Three years ago I walked into an ultrasound imaging center to get pictures of my baby. She was being a stinker last time so we had to come back to try again. My husband and her big sister were with me in case we couldn’t get a picture we at least got to see her before she made her grand entrance. The previous week I was in Nashville for Blissdom when she flipped from her breech position. The moment the tech rolled over my stomach I knew something was wrong. I’ve seen enough ultrasounds to know what a baby’s heart should look like in utero. It’s the one thing that moves more than anything else, so most people focus on it. You see the chambers opening and closing. You think about how complex the heart really is and how theirs is so tiny.
There was no chamber opening when she grazed over the area and I sat up a little when I noticed it. Then she went back and started clicking fast and fine tuning the machine. She then looked at me and the moment our eyes met I had confirmation. Something was wrong. She asked if my husband should take JaMonkey into the hall.
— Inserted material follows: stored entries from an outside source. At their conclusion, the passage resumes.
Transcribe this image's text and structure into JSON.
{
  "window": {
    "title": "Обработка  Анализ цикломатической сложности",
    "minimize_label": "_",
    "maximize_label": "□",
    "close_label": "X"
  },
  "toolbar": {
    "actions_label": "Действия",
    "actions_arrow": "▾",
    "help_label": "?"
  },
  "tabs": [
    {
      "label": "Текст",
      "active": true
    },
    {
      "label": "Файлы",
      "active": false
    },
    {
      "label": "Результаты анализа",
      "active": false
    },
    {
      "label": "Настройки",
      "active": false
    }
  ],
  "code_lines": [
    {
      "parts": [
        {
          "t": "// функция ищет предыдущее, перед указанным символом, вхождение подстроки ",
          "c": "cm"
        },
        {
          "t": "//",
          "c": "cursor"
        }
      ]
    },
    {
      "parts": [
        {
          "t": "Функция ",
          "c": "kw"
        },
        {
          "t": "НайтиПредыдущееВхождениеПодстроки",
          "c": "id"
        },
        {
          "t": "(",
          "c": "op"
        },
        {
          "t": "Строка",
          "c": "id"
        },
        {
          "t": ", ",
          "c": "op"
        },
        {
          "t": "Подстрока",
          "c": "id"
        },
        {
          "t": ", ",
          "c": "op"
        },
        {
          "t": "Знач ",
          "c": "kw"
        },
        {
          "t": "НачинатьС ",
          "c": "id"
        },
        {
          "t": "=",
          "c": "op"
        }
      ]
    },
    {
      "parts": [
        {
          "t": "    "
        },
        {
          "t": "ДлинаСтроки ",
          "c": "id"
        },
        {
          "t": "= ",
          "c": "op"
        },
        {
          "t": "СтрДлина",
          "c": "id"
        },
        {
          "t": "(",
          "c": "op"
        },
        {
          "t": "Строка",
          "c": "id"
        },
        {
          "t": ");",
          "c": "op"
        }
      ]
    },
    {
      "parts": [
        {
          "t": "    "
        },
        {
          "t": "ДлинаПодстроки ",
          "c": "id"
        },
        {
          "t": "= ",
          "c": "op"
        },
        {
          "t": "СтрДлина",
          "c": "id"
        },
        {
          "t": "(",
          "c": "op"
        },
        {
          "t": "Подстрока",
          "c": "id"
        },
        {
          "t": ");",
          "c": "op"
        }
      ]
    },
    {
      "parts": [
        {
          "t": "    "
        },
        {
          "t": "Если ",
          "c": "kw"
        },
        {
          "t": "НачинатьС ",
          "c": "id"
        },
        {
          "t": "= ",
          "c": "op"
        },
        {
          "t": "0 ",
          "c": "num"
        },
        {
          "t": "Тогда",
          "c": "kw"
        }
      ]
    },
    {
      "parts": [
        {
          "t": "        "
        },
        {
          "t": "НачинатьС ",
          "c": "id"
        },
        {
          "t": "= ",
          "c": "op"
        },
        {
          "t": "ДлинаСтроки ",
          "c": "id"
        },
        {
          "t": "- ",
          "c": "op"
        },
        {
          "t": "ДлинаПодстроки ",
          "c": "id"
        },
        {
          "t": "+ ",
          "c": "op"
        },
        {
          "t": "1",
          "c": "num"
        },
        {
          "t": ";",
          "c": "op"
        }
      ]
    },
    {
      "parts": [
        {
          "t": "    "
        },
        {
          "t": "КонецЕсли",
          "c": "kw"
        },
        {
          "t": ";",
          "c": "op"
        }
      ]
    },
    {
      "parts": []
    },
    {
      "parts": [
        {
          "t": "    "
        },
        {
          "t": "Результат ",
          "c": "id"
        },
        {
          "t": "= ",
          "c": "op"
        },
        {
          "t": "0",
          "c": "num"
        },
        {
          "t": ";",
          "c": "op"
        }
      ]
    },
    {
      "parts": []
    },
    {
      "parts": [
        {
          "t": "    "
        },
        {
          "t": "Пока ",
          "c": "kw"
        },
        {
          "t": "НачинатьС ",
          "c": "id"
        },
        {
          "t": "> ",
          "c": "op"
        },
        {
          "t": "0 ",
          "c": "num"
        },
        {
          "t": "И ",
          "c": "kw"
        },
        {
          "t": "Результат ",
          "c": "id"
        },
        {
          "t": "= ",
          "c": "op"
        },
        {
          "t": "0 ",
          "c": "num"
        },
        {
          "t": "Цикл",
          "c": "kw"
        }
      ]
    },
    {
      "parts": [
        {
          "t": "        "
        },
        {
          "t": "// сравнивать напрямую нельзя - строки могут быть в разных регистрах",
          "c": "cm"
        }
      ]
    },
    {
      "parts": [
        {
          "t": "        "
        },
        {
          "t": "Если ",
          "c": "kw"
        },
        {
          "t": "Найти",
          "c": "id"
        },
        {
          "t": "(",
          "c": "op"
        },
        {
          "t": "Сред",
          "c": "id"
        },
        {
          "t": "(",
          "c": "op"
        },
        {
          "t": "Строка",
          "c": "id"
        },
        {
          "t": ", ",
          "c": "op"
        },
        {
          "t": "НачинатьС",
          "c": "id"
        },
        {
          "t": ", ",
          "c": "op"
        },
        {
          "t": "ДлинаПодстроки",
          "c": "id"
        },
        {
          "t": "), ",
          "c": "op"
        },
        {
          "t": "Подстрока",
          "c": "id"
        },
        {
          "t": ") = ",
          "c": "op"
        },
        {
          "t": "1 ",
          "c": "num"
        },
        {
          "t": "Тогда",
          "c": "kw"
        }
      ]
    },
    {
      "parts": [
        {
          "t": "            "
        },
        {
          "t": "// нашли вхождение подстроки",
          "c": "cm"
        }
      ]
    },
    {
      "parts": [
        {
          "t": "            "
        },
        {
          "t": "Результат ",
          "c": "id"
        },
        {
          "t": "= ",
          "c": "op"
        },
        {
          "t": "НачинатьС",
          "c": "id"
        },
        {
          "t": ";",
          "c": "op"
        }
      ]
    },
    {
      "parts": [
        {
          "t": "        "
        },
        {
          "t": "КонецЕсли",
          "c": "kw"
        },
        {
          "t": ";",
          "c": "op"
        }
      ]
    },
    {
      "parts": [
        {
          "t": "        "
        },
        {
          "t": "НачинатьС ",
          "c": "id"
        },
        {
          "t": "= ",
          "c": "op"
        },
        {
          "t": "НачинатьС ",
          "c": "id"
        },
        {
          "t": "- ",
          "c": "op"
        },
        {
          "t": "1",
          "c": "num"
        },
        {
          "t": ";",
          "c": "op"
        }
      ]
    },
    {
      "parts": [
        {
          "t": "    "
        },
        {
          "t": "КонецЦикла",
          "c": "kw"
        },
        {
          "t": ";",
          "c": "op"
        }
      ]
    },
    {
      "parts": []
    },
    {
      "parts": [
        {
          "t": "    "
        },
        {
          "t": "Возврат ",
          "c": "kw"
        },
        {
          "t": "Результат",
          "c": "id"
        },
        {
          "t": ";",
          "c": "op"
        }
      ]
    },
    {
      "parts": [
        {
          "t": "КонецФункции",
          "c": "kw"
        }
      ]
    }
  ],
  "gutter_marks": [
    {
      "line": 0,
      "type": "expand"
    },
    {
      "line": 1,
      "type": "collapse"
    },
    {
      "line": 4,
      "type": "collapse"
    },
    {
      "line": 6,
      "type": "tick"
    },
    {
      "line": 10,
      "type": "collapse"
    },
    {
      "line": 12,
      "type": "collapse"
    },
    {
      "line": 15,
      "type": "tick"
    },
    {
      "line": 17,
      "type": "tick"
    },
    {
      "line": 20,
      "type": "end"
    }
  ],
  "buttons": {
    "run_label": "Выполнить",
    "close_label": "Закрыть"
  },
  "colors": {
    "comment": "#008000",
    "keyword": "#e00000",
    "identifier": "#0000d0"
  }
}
After that it became a whirlwind and my mind blocked out most of the painful details. I couldn’t talk about it much, to the point that I wrote one single blog post about it to update friends and family and then I didn’t speak of it again until I went to therapy. My birth story gave me PTSD. That sounds crazy right? That something that is supposed to be a special time in your life became so scary and painful that you block it out and when you think about you have a panic attack. The pregnancy itself was terribly hard on me. I suffered from antenatal depression and then an ultrasound tech told me that I should head to a hospital. That it didn’t matter which one, to just go.
I was glad to hear she was wrong about my baby not going to make it. I’m glad they brought the head of Children’s Healthcare of Atlanta’s cardiologist team from Sibley Heart Group. No mother wants to hear, I don’t know what is wrong but we need to take her out now to find out. Especially one deathly afraid of needles. I wish I had just passed out, everyones job would have been much easier. Instead I freaked out and the world started crashing down around me.
I saw her for a split second before they took her away. Long enough to see the shock and strain on her face. I imagine if you ripped me out of my warm cocoon into a freezing room, I would be pretty shocked also. The head of cardiology came to tell me about her condition while I was in recovery. He handled me with the utmost care by preparing me for what he was about to say. That it wasn’t a death sentence and that he has lots of patience with the same condition. Regardless, when someone says your baby is in heart failure due to her heart beating too fast, it’s scary.
I didn’t get to see her again for some time after that because I wasn’t able to get out of bed yet. I got pictures sent back to me when my husband went to visit with her. She didn’t even have a name for four days. She spent a little over a month in the NICU. They wouldn’t release her until I learned how to stop her SVT attacks. Telling a mother she needs to startle her fragile infant by shoving (not placing) ice onto her face or hanging her upside down by her feet is pretty hard. The cardiologist told me she was more difficult than other SVT cases they had seen. They had her on two heart medications. One of which was used for older patients and had to be mixed by a special pharmacy.
The last night your baby spends in the NICU they have special rooms that you can bring the baby into like a bedroom. Mom gets the safety of a team of nurses and doctors in case something goes wrong but you’re “on your own” for the evening. It’s to prepare you and give you confidence for the coming days of taking care of a tiny human that was brought into the world too early. Equipped with a heart monitor, tons of papers on what I’m supposed to do in case of an SVT attack and a nurse that will visit me at home periodically they sent us home.
The day we left the hospital was the last time she had an SVT attack. I couldn’t believe it and neither could any of her doctors. We were cleared of our monthly cardiologist appointments at her 6 month mark. With the help of online support groups and her cardiologist being so awesome it wasn’t as scary as I thought. It’s a manageable condition that lots of people have. There is a chance that it could present itself again later in her life but she’ll be able to tell me about the feelings her heart is having instead of me having to check every couple of hours.
You can’t even tell that she was a preemie now. She caught up in size and has the biggest heart for any little girl I’ve ever seen. She will find any excuse to snuggle with you and loves giving hugs. She has no fears or cares in the world. Except maybe going potty on the big girl potty, she could care even less about that. Her big beautiful blue eyes and curly brown hair make me smile every day. Her love for her big sister melts my heart even more. She completes our family in so many ways.
I love you squishy monster, Happy Birthday.
How has it been 3 years already??? Oh Meghan, I love your post. I’m so thankful for your happy ending. She is such a happy, sweet girl!
Happy birthday sweet girl! I can’t believe it’s been three years already!
So glad she never had another SVT episode!
I don’t know if I ever told you, but my sister had it as an adult and had an ablation done…two or three times…but it’s all better now.
What a special thing you’ve shared with us. I’m so glad to see her run and play now. Happy Birthday to her!
I remember this, so frightening. Happy birthday to such an adorable and sweet girl! So thankful for her good health.
That would be so scary. I’ve always been a nervous wreck before ultrasounds. Happy to see the baby, but so worried. I’m glad it turned out great and Happy Birthday to her!